PELAKITA.ID – Dewan Perwakilan Rakyat Daerah (DPRD) Kota Makassar menyoroti meningkatnya Sisa Lebih Pembiayaan Anggaran (SILPA) Pemerintah Kota Makassar yang kini diperkirakan mencapai Rp300–400 miliar.

Jumlah tersebut jauh lebih tinggi dibandingkan perkiraan awal ketika pembahasan KUA-PPAS, yang memproyeksikan SILPA hanya sekitar Rp200 miliar.

Anggota Badan Anggaran (Banggar) DPRD Makassar, Hartono, meminta Tim Anggaran Pemerintah Daerah (TAPD) lebih bijak dan selektif dalam menetapkan pagu anggaran untuk setiap Organisasi Perangkat Daerah (OPD). Ia menekankan bahwa pemberian anggaran tidak boleh dilakukan tanpa mempertimbangkan kemampuan OPD dalam merealisasikan program-programnya.

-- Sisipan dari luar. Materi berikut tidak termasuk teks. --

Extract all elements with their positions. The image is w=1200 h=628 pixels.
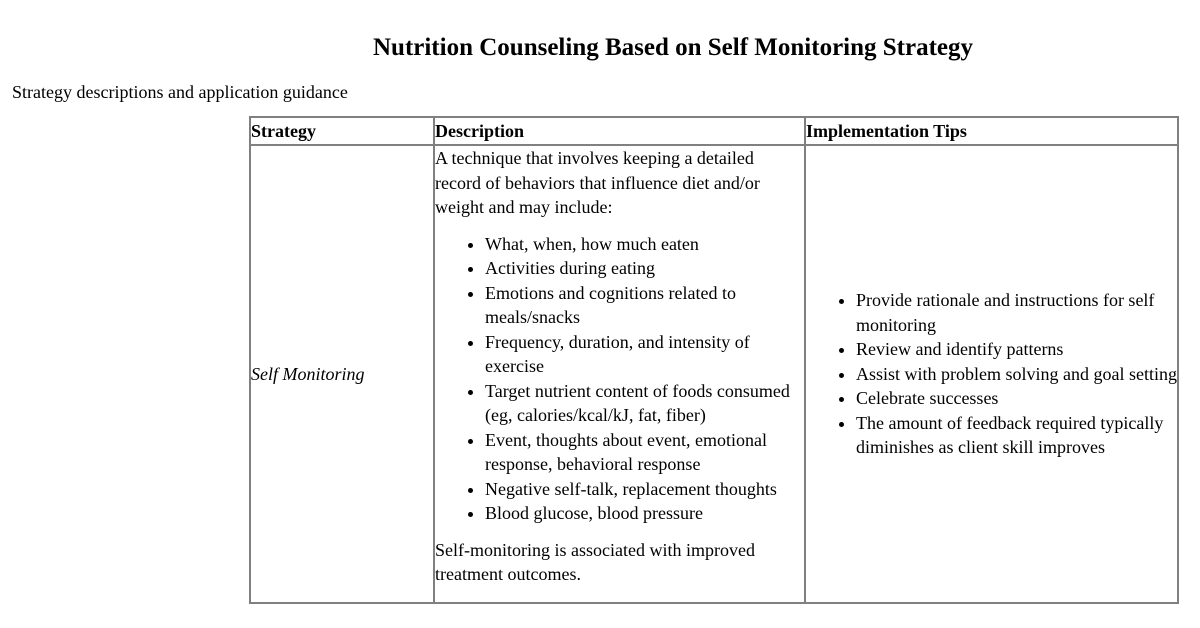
description-item: • Activities during eating — [485, 256, 804, 281]
description-item: • Event, thoughts about event, emotional response, behavioral response — [485, 428, 804, 477]
description-intro: A technique that involves keeping a detailed record of behaviors that influence diet and/or weight and may include: — [435, 148, 760, 217]
description-item: • Emotions and cognitions related to meals/snacks — [485, 281, 804, 330]
strategy-cell: Self Monitoring — [250, 145, 434, 603]
strategy-table — [249, 116, 1179, 604]
header-row — [250, 117, 1178, 145]
tip-item: • Provide rationale and instructions for self monitoring — [856, 288, 1177, 337]
table-header — [250, 117, 1178, 145]
description-item: • Frequency, duration, and intensity of exercise — [485, 330, 804, 379]
column-header-strategy: Strategy — [250, 117, 434, 145]
tip-item: • Celebrate successes — [856, 386, 1177, 411]
table-body — [250, 145, 1178, 603]
tip-item: • The amount of feedback required typically diminishes as client skill improves — [856, 411, 1177, 460]
page-subtitle: Strategy descriptions and application guidance — [12, 82, 348, 102]
table-row — [250, 145, 1178, 603]
tip-item: • Review and identify patterns — [856, 337, 1177, 362]
description-item: • Target nutrient content of foods consumed (eg, calories/kcal/kJ, fat, fiber) — [485, 379, 804, 428]
description-item: • Blood glucose, blood pressure — [485, 501, 804, 526]
description-item: • What, when, how much eaten — [485, 232, 804, 257]
tips-list — [806, 288, 1177, 460]
column-header-tips: Implementation Tips — [805, 117, 1178, 145]
description-list — [435, 232, 804, 526]
tips-cell — [805, 145, 1178, 603]
description-cell — [434, 145, 805, 603]
description-outro: Self-monitoring is associated with improved treatment outcomes. — [435, 539, 755, 584]
description-item: • Negative self-talk, replacement thoughts — [485, 477, 804, 502]
column-header-description: Description — [434, 117, 805, 145]
tip-item: • Assist with problem solving and goal setting — [856, 362, 1177, 387]
page-title: Nutrition Counseling Based on Self Monitoring Strategy — [372, 34, 974, 61]
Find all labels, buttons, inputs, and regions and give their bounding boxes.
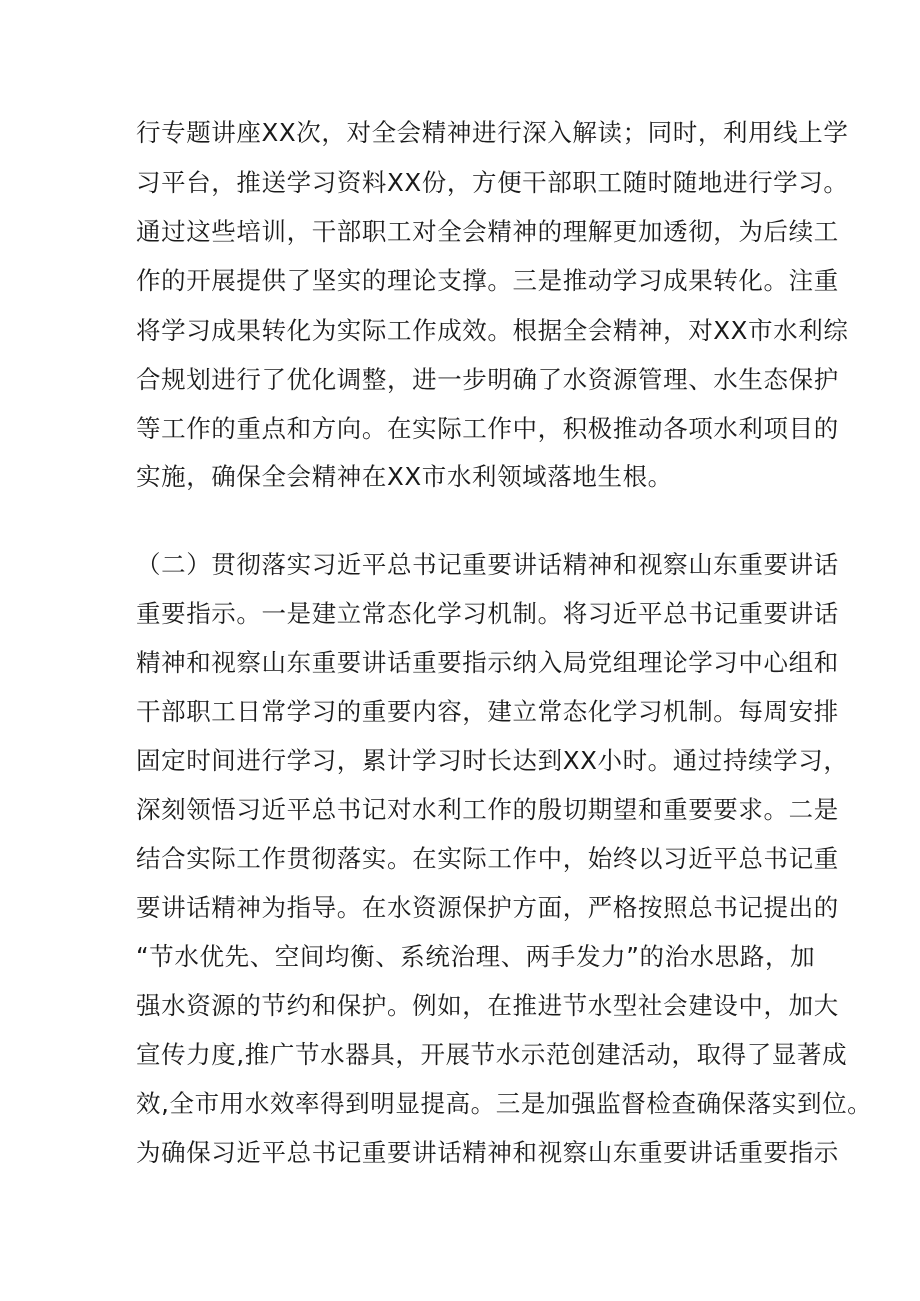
paragraph-line: 等工作的重点和方向。在实际工作中，积极推动各项水利项目的 bbox=[136, 414, 839, 443]
paragraph-line: 重要指示。一是建立常态化学习机制。将习近平总书记重要讲话 bbox=[136, 599, 839, 628]
paragraph-line: 宣传力度,推广节水器具，开展节水示范创建活动，取得了显著成 bbox=[136, 1040, 848, 1069]
section-heading-line: （二）贯彻落实习近平总书记重要讲话精神和视察山东重要讲话 bbox=[136, 550, 839, 579]
paragraph-line: “节水优先、空间均衡、系统治理、两手发力”的治水思路，加 bbox=[136, 942, 816, 971]
paragraph-line: 结合实际工作贯彻落实。在实际工作中，始终以习近平总书记重 bbox=[136, 844, 839, 873]
paragraph-line: 为确保习近平总书记重要讲话精神和视察山东重要讲话重要指示 bbox=[136, 1138, 839, 1167]
paragraph-line: 作的开展提供了坚实的理论支撑。三是推动学习成果转化。注重 bbox=[136, 266, 839, 295]
paragraph-line: 干部职工日常学习的重要内容，建立常态化学习机制。每周安排 bbox=[136, 697, 839, 726]
paragraph-line: 实施，确保全会精神在XX市水利领域落地生根。 bbox=[136, 462, 673, 491]
paragraph-line: 固定时间进行学习，累计学习时长达到XX小时。通过持续学习， bbox=[136, 746, 849, 775]
paragraph-line: 要讲话精神为指导。在水资源保护方面，严格按照总书记提出的 bbox=[136, 893, 839, 922]
paragraph-line: 习平台，推送学习资料XX份，方便干部职工随时随地进行学习。 bbox=[136, 168, 849, 197]
paragraph-line: 效,全市用水效率得到明显提高。三是加强监督检查确保落实到位。 bbox=[136, 1089, 873, 1118]
paragraph-line: 合规划进行了优化调整，进一步明确了水资源管理、水生态保护 bbox=[136, 365, 839, 394]
paragraph-line: 深刻领悟习近平总书记对水利工作的殷切期望和重要要求。二是 bbox=[136, 795, 839, 824]
paragraph-line: 强水资源的节约和保护。例如，在推进节水型社会建设中，加大 bbox=[136, 991, 839, 1020]
paragraph-line: 行专题讲座XX次，对全会精神进行深入解读；同时，利用线上学 bbox=[136, 118, 849, 147]
paragraph-line: 通过这些培训，干部职工对全会精神的理解更加透彻，为后续工 bbox=[136, 217, 839, 246]
paragraph-line: 精神和视察山东重要讲话重要指示纳入局党组理论学习中心组和 bbox=[136, 648, 839, 677]
paragraph-line: 将学习成果转化为实际工作成效。根据全会精神，对XX市水利综 bbox=[136, 316, 849, 345]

“TAPD harus melihat kapasitas masing-masing OPD. Jangan mengalokasikan anggaran yang pada akhirnya tidak mampu dieksekusi,” ujar Hartono, Sabtu (29/11/2025).

Menurutnya, melonjaknya SILPA merupakan persoalan serius karena mencerminkan rendahnya serapan anggaran serta banyaknya program yang tidak terselesaikan.

Dengan kondisi keuangan Pemkot Makassar yang terbatas, ketidakmampuan dalam menyerap anggaran menjadi kerugian besar bagi masyarakat.

“Awalnya kita perkirakan SILPA sekitar Rp200 miliar. Tapi datanya kini menunjukkan sudah berada di angka Rp300 hingga Rp400 miliar. Semoga tahun depan tidak terulang,” tambahnya.

Hartono juga menegaskan bahwa besarnya SILPA harus menjadi evaluasi bagi OPD, khususnya bagi perangkat daerah dengan anggaran besar namun tingkat penyerapannya rendah. Ia mengingatkan bahwa fenomena ini berkaitan langsung dengan kualitas perencanaan dan kinerja OPD.

“Melihat datanya, SILPA kita sudah di atas Rp300 miliar. Ini alarm yang harus diperhatikan oleh Pak Wali dan TAPD karena menunjukkan persoalan kinerja OPD,” ujarnya.

DPRD menilai bahwa SILPA yang membengkak berpotensi mengganggu struktur anggaran tahun berikutnya. Kondisi ini menunjukkan adanya program yang tidak berjalan, perencanaan yang kurang matang, atau pelaksanaan yang tidak optimal di lapangan. Untuk itu, DPRD mendorong Pemkot Makassar melakukan evaluasi menyeluruh terhadap OPD dengan serapan anggaran rendah. TAPD juga diminta memperketat verifikasi program agar hanya kegiatan yang benar-benar siap dilaksanakan yang masuk dalam perencanaan anggaran 2025.